I had a great chat with Dawid and we talked candidly about the protection of fish in this country. It was heartening to hear his concerns and he strongly believed, as I do, that our laws are far too lenient to be completely successful in fish protection. His mate even suggested that deportation of law breakers was the only answer! Ignorance of the law is no excuse. Even during this adventure, local lads had to prevent foreign guys from taking away carrier bags full of shad!
Going back to my first paragraph, the reason I love heading to St.Mullins and other similar angling destinations is that they offer the very essence of what Irish angling is all about. Soaking up the stunning locations, renewing friendships, meetings and partings, superb angling (if it can be protected), re-enforced with Irish warmth and hospitality. It’s all there, just about, but most importantly, it needs to be protected.

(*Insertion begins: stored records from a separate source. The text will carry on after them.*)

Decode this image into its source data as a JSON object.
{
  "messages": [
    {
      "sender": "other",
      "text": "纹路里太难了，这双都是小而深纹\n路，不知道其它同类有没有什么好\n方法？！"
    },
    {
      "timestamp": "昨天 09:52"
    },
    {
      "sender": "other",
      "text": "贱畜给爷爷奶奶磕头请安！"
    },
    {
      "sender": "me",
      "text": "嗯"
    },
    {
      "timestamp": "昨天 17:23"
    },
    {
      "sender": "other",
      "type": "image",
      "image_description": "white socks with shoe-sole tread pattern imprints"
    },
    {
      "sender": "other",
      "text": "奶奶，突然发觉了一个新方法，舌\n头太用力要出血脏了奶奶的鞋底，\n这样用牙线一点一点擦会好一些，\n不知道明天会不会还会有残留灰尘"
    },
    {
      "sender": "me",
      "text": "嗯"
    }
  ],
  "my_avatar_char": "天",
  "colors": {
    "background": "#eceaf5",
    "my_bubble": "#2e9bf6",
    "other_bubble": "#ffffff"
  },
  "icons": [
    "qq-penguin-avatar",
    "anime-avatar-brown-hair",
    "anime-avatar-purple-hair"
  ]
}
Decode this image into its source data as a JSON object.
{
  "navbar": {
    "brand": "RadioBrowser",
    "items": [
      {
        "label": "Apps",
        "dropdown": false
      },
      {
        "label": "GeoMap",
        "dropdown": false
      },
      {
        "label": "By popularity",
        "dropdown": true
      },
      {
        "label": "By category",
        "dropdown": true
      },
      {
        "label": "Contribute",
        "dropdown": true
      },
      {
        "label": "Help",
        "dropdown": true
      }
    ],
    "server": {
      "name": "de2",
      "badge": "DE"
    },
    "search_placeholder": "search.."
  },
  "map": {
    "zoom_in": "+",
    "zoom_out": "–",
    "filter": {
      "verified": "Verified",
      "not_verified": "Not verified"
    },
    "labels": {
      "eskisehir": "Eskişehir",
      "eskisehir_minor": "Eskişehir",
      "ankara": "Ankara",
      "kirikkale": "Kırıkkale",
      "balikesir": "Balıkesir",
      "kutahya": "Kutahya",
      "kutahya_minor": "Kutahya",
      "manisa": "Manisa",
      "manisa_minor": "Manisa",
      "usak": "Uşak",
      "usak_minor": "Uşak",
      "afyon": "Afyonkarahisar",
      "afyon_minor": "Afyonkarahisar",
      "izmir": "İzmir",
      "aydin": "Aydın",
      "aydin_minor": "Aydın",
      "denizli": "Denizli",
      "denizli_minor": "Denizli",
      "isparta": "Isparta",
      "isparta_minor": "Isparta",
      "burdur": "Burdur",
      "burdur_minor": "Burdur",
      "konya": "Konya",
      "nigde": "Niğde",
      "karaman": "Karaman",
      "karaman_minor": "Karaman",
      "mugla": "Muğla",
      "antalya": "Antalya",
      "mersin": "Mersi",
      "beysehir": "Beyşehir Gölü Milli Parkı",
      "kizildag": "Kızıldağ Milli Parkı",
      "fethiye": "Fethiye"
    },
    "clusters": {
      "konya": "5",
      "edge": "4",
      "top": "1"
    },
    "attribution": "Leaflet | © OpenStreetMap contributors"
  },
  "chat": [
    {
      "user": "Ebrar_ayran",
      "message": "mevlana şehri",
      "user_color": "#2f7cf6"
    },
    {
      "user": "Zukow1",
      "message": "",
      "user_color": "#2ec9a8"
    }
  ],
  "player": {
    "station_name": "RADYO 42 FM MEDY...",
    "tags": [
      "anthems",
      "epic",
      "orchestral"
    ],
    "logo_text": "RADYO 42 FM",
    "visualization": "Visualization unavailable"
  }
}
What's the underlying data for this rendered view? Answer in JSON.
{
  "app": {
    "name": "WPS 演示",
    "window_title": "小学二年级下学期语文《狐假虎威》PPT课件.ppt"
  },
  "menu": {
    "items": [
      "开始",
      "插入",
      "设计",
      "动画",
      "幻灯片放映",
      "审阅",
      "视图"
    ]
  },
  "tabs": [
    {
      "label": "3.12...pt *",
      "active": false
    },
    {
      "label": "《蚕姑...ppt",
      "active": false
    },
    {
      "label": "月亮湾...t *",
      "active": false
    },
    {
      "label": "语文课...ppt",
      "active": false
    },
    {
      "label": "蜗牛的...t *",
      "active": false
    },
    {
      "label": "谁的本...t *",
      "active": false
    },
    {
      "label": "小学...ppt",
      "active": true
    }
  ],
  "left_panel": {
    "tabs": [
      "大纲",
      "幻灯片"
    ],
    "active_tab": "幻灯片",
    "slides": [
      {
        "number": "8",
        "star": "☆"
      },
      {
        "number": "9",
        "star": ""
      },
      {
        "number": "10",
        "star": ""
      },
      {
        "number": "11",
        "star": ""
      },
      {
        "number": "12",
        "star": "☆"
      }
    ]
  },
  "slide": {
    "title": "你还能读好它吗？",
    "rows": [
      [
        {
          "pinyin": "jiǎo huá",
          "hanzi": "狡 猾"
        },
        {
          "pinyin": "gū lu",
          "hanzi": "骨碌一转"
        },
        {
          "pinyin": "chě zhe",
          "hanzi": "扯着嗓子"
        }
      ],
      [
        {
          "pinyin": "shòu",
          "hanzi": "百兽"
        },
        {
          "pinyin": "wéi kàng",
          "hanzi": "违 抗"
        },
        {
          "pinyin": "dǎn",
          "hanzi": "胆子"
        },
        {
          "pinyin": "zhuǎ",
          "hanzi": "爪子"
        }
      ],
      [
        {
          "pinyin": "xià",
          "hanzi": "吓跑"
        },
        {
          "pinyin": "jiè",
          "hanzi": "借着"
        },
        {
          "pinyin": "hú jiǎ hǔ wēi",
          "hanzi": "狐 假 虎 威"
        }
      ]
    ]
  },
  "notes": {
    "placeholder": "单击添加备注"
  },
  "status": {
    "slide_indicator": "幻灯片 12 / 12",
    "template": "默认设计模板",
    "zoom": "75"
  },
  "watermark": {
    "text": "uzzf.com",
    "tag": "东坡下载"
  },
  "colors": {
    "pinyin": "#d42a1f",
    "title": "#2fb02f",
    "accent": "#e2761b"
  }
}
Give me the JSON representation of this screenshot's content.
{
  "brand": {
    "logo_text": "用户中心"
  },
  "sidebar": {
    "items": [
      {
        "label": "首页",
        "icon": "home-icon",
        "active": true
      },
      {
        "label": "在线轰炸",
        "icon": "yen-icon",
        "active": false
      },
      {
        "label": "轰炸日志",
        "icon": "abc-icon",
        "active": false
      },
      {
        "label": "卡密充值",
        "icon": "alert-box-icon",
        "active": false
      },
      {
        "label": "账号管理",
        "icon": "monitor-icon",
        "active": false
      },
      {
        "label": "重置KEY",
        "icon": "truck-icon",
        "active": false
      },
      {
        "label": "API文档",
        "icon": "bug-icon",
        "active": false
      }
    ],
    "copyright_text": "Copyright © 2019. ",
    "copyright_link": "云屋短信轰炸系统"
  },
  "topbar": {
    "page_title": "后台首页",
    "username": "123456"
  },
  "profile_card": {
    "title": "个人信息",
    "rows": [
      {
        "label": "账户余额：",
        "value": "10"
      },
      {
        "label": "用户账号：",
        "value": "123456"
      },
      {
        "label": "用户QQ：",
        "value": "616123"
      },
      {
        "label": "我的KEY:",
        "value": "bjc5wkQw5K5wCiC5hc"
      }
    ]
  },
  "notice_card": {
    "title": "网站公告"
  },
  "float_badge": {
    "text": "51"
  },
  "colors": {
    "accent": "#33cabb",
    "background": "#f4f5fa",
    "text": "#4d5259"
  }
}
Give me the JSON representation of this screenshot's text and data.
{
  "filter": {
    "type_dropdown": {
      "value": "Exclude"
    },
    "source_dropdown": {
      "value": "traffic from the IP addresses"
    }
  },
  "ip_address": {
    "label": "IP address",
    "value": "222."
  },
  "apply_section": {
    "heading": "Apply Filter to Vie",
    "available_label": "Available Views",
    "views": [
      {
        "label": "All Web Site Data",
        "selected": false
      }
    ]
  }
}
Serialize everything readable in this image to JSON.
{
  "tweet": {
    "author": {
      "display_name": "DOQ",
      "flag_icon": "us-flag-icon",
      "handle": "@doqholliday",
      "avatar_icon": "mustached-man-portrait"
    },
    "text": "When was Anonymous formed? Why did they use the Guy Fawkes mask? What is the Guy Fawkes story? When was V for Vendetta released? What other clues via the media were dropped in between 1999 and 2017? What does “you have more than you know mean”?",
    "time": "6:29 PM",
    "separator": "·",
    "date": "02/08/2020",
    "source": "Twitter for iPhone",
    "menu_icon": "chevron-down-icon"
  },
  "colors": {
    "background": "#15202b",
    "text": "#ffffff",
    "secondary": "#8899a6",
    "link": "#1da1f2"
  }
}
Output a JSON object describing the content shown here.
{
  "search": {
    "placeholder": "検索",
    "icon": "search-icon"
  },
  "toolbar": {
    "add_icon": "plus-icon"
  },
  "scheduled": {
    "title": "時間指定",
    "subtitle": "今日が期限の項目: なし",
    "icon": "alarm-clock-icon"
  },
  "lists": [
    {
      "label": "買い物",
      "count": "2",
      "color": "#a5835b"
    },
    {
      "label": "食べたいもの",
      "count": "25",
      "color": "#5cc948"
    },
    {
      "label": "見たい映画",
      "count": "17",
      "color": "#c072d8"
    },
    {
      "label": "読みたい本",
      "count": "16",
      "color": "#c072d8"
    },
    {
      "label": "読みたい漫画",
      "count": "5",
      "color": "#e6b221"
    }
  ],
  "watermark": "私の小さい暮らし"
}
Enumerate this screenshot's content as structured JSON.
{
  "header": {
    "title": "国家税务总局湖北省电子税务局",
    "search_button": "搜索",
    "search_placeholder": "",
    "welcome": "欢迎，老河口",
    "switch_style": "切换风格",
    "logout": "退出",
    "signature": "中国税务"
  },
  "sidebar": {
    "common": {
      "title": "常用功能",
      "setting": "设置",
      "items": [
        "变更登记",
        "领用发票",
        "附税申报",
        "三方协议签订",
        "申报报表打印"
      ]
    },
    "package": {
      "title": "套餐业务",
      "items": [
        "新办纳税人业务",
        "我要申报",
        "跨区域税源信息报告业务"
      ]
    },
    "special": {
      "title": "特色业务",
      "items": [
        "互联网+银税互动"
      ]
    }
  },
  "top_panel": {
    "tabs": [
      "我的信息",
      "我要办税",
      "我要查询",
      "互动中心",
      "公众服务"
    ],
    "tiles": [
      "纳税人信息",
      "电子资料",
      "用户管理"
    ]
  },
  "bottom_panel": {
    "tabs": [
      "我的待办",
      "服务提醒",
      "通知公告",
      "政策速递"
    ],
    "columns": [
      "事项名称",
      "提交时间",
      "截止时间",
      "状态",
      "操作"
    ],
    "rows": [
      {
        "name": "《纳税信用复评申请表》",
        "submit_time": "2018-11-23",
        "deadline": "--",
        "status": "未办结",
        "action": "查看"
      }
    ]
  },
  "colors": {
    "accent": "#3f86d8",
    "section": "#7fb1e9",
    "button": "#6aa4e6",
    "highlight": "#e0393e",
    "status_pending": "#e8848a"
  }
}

Shad are salt-water fish that run the River Barrow to spawn in the weedy shallows below the weir in St.Mullins. They enter the river at its source in New Ross, corresponding with a spring tide, and run the fourteen-mile gauntlet to their destination, seasonally around the end of April and into the middle of May. The gauntlet being illegal Salmon nets, seals, and human fish killers!
They also run some of the tributaries such as the Nore. Whether they feed whilst in fresh-water or simply attack lures out of aggression is open to debate, but they readily hit all manner of lures such as Tobies, Mepps, Devon Minnows and of course, the erratic movements of a “tazzie”. Presented on light line, 6lbs maximum or the equivalent in braid, and a light spinning rod, Shad are a pleasure to catch. It is important to realise that Shad are a threatened species, and also quite delicate. If caught and released quickly and handled with “kid gloves”, they respond very well.
Typical lures for tempting Twaite Shad
The coarse angling couldn’t be simpler, with swim feeder tactics guaranteeing great results, or if preferred, excellent fun on the float rod. Stick float fishing for Dace and Roach when the river is moving through, especially with an upstream wind, or the waggler when the flow backs up can be exceptional. If you have the luxury of time, the Bream and Hybrids respond very well to pre-baiting the night before.